THE LENGTH OF THE WORK DAY: Conclusion

i (2)Table 12 shows that between 1973 and 1991 inequality in the sum of husbands’ and wives’ weekly earnings widened. Because the dispersion in husbands’ hours of work widened as husbands in the highest combined household earnings deciles increased their hours while those in the lowest income deciles decreased their hours, 28 percent of the increase in earnings inequality could be accounted for by increases in the hours of husbands and wives holding wives’ labor force participation constant. Counteracting the increasing dispersion of husbands’ hours worked was the narrowing of dispersion in hours of wives in the labor force and the increase in wives’ labor force participation in low earnings decile households.

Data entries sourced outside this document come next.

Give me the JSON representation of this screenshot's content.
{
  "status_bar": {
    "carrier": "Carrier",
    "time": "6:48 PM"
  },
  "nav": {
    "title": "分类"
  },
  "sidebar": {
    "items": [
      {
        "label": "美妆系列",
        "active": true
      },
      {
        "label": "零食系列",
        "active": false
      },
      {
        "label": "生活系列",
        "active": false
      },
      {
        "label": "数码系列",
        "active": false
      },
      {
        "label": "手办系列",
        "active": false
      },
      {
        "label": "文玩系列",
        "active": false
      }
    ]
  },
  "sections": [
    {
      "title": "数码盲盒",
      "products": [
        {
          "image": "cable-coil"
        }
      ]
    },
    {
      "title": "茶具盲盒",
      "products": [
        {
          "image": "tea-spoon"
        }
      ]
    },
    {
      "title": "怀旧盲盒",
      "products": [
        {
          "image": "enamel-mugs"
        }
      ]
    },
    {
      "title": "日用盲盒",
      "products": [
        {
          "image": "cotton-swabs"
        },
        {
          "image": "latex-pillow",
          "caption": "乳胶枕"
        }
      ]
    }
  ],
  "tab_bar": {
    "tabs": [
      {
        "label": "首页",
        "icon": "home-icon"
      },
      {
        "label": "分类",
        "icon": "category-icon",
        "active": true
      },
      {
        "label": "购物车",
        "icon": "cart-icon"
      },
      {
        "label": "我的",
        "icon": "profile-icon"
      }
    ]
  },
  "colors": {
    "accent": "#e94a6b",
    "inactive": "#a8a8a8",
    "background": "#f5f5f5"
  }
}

Once increases in wives labor force participation rates are accounted for then only 17 percent of the increase in earnings inequality among married couples could be accounted for by changes in hours worked.


The distribution of work hours was very inegalitarian in the 1890s when the most highly paid worked 2 hours less per day than the lowest paid. By 1973 differences in hours worked between the top and bottom deciles were small and by 1991 workers in the top wage decile worked the longest day. In the 1890s inequality of daily work hours equalized income, but between 1973 and 1991 it magnified weekly earnings inequality, accounting for 26 percent of earnings inequality between the top and bottom deciles among men, more than all of the earnings inequality among women, and 17 percent of the increase in total household earnings inequality among husband and wife households.

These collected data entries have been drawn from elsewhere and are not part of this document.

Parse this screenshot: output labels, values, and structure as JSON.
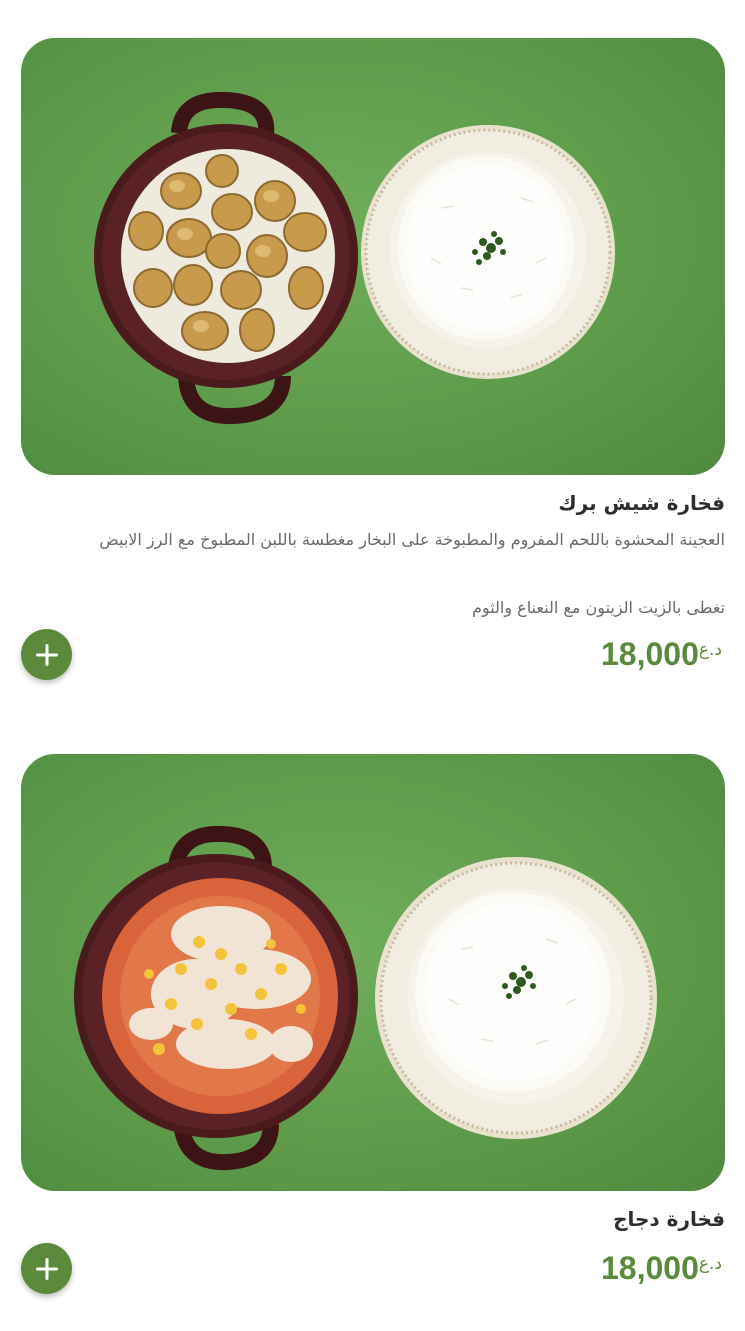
{
  "colors": {
    "accent": "#5b8a3c",
    "photo_background": "#5f9d4c",
    "pot": "#4a1a1c",
    "plate": "#f1ece0"
  },
  "items": [
    {
      "title": "فخارة شيش برك",
      "description": "العجينة المحشوة باللحم المفروم والمطبوخة على البخار مغطسة باللبن المطبوخ مع الرز الابيض",
      "description_2": "تغطى بالزيت الزيتون مع النعناع والثوم",
      "price": "18,000",
      "currency": "د.ع",
      "add_icon": "plus-icon"
    },
    {
      "title": "فخارة دجاج",
      "price": "18,000",
      "currency": "د.ع",
      "add_icon": "plus-icon"
    }
  ]
}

I argued that much of the change in the inequality of the length of the work day could be explained by declines in the relative number of daily hours workers were willing to supply. I showed that in the past, in contrast to recent times, the labor supply curve was strongly backwards bending. It was so backwards bending that wage increases more than explain the two hour decline in the length of the work day from 1890 to 1919.

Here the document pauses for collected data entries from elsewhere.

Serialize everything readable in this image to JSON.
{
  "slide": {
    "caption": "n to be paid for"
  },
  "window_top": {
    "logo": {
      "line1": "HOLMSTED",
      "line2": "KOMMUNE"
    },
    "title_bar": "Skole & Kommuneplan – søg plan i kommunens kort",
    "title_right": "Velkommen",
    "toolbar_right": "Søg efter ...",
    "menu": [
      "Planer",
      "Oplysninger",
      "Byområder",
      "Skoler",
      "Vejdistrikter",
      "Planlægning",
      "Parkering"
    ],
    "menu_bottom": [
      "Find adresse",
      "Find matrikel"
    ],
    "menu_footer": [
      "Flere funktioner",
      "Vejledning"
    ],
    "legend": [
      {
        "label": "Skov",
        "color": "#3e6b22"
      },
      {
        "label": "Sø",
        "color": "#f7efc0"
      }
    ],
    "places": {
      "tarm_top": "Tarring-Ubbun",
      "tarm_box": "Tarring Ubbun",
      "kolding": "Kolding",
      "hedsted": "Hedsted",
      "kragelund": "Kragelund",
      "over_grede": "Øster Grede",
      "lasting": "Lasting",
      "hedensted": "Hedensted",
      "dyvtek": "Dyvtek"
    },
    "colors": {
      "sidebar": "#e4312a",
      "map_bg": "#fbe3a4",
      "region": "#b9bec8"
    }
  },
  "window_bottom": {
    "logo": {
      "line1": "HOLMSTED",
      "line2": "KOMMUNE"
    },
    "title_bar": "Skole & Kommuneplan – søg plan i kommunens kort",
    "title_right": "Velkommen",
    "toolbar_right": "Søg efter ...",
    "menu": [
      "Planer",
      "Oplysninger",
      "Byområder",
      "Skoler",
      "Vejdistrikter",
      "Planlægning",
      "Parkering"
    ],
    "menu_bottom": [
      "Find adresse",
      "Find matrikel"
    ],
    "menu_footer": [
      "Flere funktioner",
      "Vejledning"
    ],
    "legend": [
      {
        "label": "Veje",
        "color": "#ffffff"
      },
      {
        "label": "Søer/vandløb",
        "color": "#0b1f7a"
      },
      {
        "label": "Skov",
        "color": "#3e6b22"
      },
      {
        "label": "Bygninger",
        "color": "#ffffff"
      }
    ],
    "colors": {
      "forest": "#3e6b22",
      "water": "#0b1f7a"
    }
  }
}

I also showed that a rising intertemporal elasticity of substitution may account for the change in the elasticity of supply of daily hours of work estimated from a regression of daily hours of work on the hourly wage. In the 1890s men were more likely to smooth hours over their work lives than they were in 1973 and in 1973 they were more likely to smooth hours over the life cycle than they were in 1991. Several factors could explain the increased bunching of hours over the life cycle. The work day is no longer so long that it leaves individuals with little free time in the day. Better savings and borrowing vehicles may have weakened the link between current consumption and current income. Returns to experience that are not reflected in the aggregate wage profile may have increased. Private pensions and Social Security provide strong financial incentives to take leisure at older ages. The rise of mass tourism and increases in fixed costs of work such as those incurred in commuting are additional explanations. Explaining the increased bunching of work hours over the life cycle remains a topic for future research. Regardless of what the explanation is, the results of this paper imply that although the rich and the poor will always differ in terms of income, income differences no longer mean that the poor have less time for fun.